Nesta sexta-feira, 25 de novembro, é o Dia do Combate à Violência contra a Mulher. Mas, as brasileiras não têm muito o que comemorar. A cada 10 minutos o corpo de uma mulher ou de uma menina é violado e a cada sete horas ocorre um feminicídio no país. Os dados sobre violência de gênero divulgados neste ano pelo FBSP (Fórum Brasileiro de Segurança Pública) são preocupantes.

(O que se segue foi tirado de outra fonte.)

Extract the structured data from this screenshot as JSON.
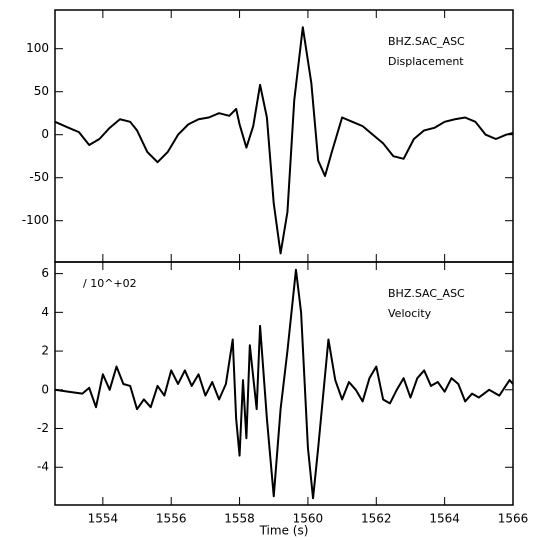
{
  "chart_data": [
    {
      "type": "line",
      "color": "#000000",
      "annotations": [
        "BHZ.SAC_ASC",
        "Displacement"
      ],
      "x": [
        1552.6,
        1553.0,
        1553.3,
        1553.6,
        1553.9,
        1554.2,
        1554.5,
        1554.8,
        1555.0,
        1555.3,
        1555.6,
        1555.9,
        1556.2,
        1556.5,
        1556.8,
        1557.1,
        1557.4,
        1557.7,
        1557.9,
        1558.0,
        1558.2,
        1558.4,
        1558.6,
        1558.8,
        1559.0,
        1559.2,
        1559.4,
        1559.6,
        1559.85,
        1560.1,
        1560.3,
        1560.5,
        1560.7,
        1561.0,
        1561.3,
        1561.6,
        1561.9,
        1562.2,
        1562.5,
        1562.8,
        1563.1,
        1563.4,
        1563.7,
        1564.0,
        1564.3,
        1564.6,
        1564.9,
        1565.2,
        1565.5,
        1565.8,
        1566.0
      ],
      "values": [
        15,
        8,
        3,
        -12,
        -5,
        8,
        18,
        15,
        5,
        -20,
        -32,
        -20,
        0,
        12,
        18,
        20,
        25,
        22,
        30,
        12,
        -15,
        10,
        58,
        20,
        -80,
        -138,
        -90,
        40,
        125,
        60,
        -30,
        -48,
        -20,
        20,
        15,
        10,
        0,
        -10,
        -25,
        -28,
        -5,
        5,
        8,
        15,
        18,
        20,
        15,
        0,
        -5,
        0,
        2
      ],
      "xlim": [
        1552.6,
        1566
      ],
      "ylim": [
        -148,
        145
      ],
      "xticks": [
        1554,
        1556,
        1558,
        1560,
        1562,
        1564,
        1566
      ],
      "yticks": [
        -100,
        -50,
        0,
        50,
        100
      ]
    },
    {
      "type": "line",
      "color": "#000000",
      "scale_note": "/ 10^+02",
      "annotations": [
        "BHZ.SAC_ASC",
        "Velocity"
      ],
      "xlabel": "Time (s)",
      "x": [
        1552.6,
        1553.0,
        1553.4,
        1553.6,
        1553.8,
        1554.0,
        1554.2,
        1554.4,
        1554.6,
        1554.8,
        1555.0,
        1555.2,
        1555.4,
        1555.6,
        1555.8,
        1556.0,
        1556.2,
        1556.4,
        1556.6,
        1556.8,
        1557.0,
        1557.2,
        1557.4,
        1557.6,
        1557.8,
        1557.9,
        1558.0,
        1558.1,
        1558.2,
        1558.3,
        1558.5,
        1558.6,
        1558.8,
        1559.0,
        1559.2,
        1559.4,
        1559.65,
        1559.8,
        1560.0,
        1560.15,
        1560.3,
        1560.6,
        1560.8,
        1561.0,
        1561.2,
        1561.4,
        1561.6,
        1561.8,
        1562.0,
        1562.2,
        1562.4,
        1562.6,
        1562.8,
        1563.0,
        1563.2,
        1563.4,
        1563.6,
        1563.8,
        1564.0,
        1564.2,
        1564.4,
        1564.6,
        1564.8,
        1565.0,
        1565.3,
        1565.6,
        1565.9,
        1566.0
      ],
      "values": [
        0,
        -0.1,
        -0.2,
        0.1,
        -0.9,
        0.8,
        0,
        1.2,
        0.3,
        0.2,
        -1.0,
        -0.5,
        -0.9,
        0.2,
        -0.3,
        1.0,
        0.3,
        1.0,
        0.2,
        0.8,
        -0.3,
        0.4,
        -0.5,
        0.3,
        2.6,
        -1.5,
        -3.4,
        0.5,
        -2.5,
        2.3,
        -1,
        3.3,
        -1.5,
        -5.5,
        -1,
        2,
        6.2,
        4,
        -3,
        -5.6,
        -3,
        2.6,
        0.5,
        -0.5,
        0.4,
        0,
        -0.6,
        0.6,
        1.2,
        -0.5,
        -0.7,
        0,
        0.6,
        -0.4,
        0.6,
        1,
        0.2,
        0.4,
        -0.1,
        0.6,
        0.3,
        -0.6,
        -0.2,
        -0.4,
        0,
        -0.3,
        0.5,
        0.3
      ],
      "xlim": [
        1552.6,
        1566
      ],
      "ylim": [
        -5.95,
        6.6
      ],
      "xticks": [
        1554,
        1556,
        1558,
        1560,
        1562,
        1564,
        1566
      ],
      "yticks": [
        -4,
        -2,
        0,
        2,
        4,
        6
      ]
    }
  ]
}
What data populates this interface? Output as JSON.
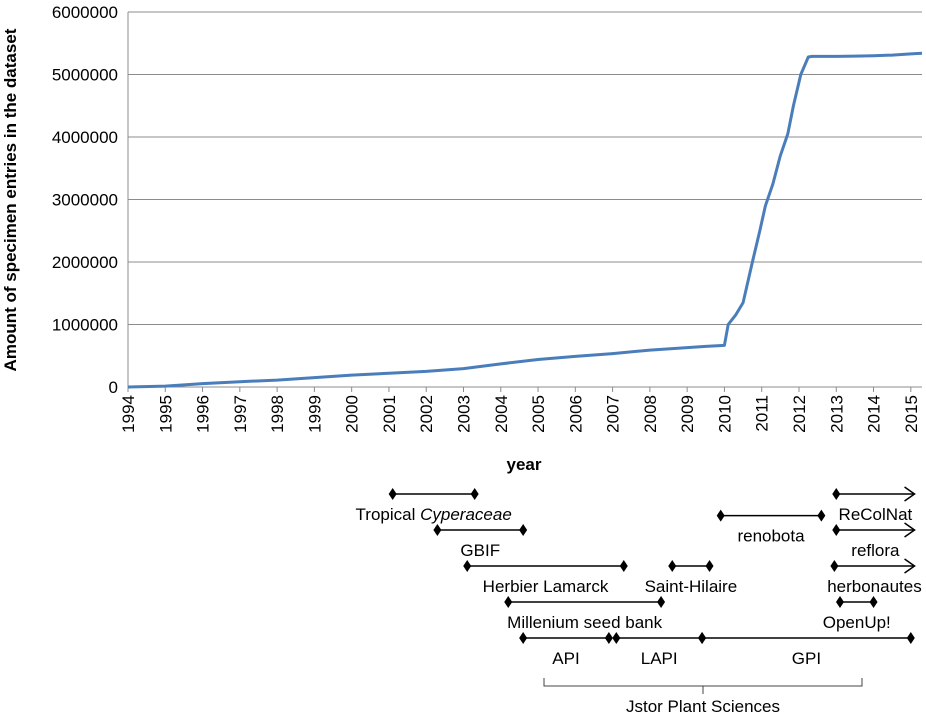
{
  "chart_data": {
    "type": "line",
    "title": "",
    "xlabel": "year",
    "ylabel": "Amount of specimen entries in the dataset",
    "xlim": [
      1994,
      2015.3
    ],
    "ylim": [
      0,
      6000000
    ],
    "y_ticks": [
      0,
      1000000,
      2000000,
      3000000,
      4000000,
      5000000,
      6000000
    ],
    "x_ticks": [
      1994,
      1995,
      1996,
      1997,
      1998,
      1999,
      2000,
      2001,
      2002,
      2003,
      2004,
      2005,
      2006,
      2007,
      2008,
      2009,
      2010,
      2011,
      2012,
      2013,
      2014,
      2015
    ],
    "grid": "horizontal",
    "series_color": "#4a7ebb",
    "series": [
      {
        "x": [
          1994,
          1995,
          1996,
          1997,
          1998,
          1999,
          2000,
          2001,
          2002,
          2003,
          2004,
          2005,
          2006,
          2007,
          2008,
          2009,
          2009.5,
          2010.0,
          2010.1,
          2010.3,
          2010.5,
          2010.75,
          2010.95,
          2011.1,
          2011.3,
          2011.5,
          2011.7,
          2011.85,
          2012.05,
          2012.25,
          2012.35,
          2012.5,
          2013,
          2013.5,
          2014,
          2014.5,
          2015,
          2015.3
        ],
        "y": [
          0,
          15000,
          55000,
          85000,
          110000,
          150000,
          190000,
          220000,
          250000,
          295000,
          370000,
          440000,
          490000,
          535000,
          590000,
          630000,
          650000,
          665000,
          1000000,
          1150000,
          1350000,
          2000000,
          2500000,
          2900000,
          3250000,
          3700000,
          4050000,
          4500000,
          5000000,
          5280000,
          5290000,
          5290000,
          5290000,
          5295000,
          5300000,
          5310000,
          5330000,
          5340000
        ]
      }
    ]
  },
  "timeline": {
    "projects": [
      {
        "label": "Tropical ",
        "italic": "Cyperaceae",
        "start": 2001.1,
        "end": 2003.3,
        "arrow": false,
        "row": 0
      },
      {
        "label": "renobota",
        "start": 2009.9,
        "end": 2012.6,
        "arrow": false,
        "row": 0.6
      },
      {
        "label": "ReColNat",
        "start": 2013.0,
        "end": 2015.1,
        "arrow": true,
        "row": 0
      },
      {
        "label": "GBIF",
        "start": 2002.3,
        "end": 2004.6,
        "arrow": false,
        "row": 1
      },
      {
        "label": "reflora",
        "start": 2013.0,
        "end": 2015.1,
        "arrow": true,
        "row": 1
      },
      {
        "label": "Herbier Lamarck",
        "start": 2003.1,
        "end": 2007.3,
        "arrow": false,
        "row": 2
      },
      {
        "label": "Saint-Hilaire",
        "start": 2008.6,
        "end": 2009.6,
        "arrow": false,
        "row": 2
      },
      {
        "label": "herbonautes",
        "start": 2012.95,
        "end": 2015.1,
        "arrow": true,
        "row": 2
      },
      {
        "label": "Millenium seed bank",
        "start": 2004.2,
        "end": 2008.3,
        "arrow": false,
        "row": 3
      },
      {
        "label": "OpenUp!",
        "start": 2013.1,
        "end": 2014.0,
        "arrow": false,
        "row": 3
      },
      {
        "label": "API",
        "start": 2004.6,
        "end": 2006.9,
        "arrow": false,
        "row": 4
      },
      {
        "label": "LAPI",
        "start": 2007.1,
        "end": 2009.4,
        "arrow": false,
        "row": 4
      },
      {
        "label": "GPI",
        "start": 2009.4,
        "end": 2015.0,
        "arrow": false,
        "row": 4
      }
    ],
    "group_label": "Jstor Plant Sciences"
  }
}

Diante disso, a importância da campanha “21 Dias de Ativismo pelo Fim da Violência contra a Mulher” que, teve início em 20 de novembro, Dia da Consciência Negra, e termina em 10 de dezembro, Dia Internacional dos Direitos Humanos no Brasil. Internacionalmente, são 16 dias de ativismo e começam nesta sexta-feira (25/11).
Houve grande retrocesso nas políticas públicas criadas para enfrentar a violência de gênero nos últimos quatro anos. O Ministério da Mulher, da Família e dos Direitos Humanos sinalizou que até julho de 2022 havia mais de 31 mil denúncias de violência doméstica ou familiar contra as mulheres. Mesmo que cerca de 70% das mulheres vítimas de feminicídio no Brasil nunca passaram pela rede de proteção.
Além disso, o Inesc (Instituto de Estudos Socioeconômicos) mostra que corte de verbas deste ano para o combate à violência contra as mulheres foi de 33%, apesar de possuir orçamento. Já a pesquisa do Ipea (Instituto de Pesquisa Econômica Aplicada) aponta que em 2020 o governo Bolsonaro executou apenas 25% do orçamento para o Ligue 180, serviço de utilidade pública de enfrentamento à violência contra a mulher.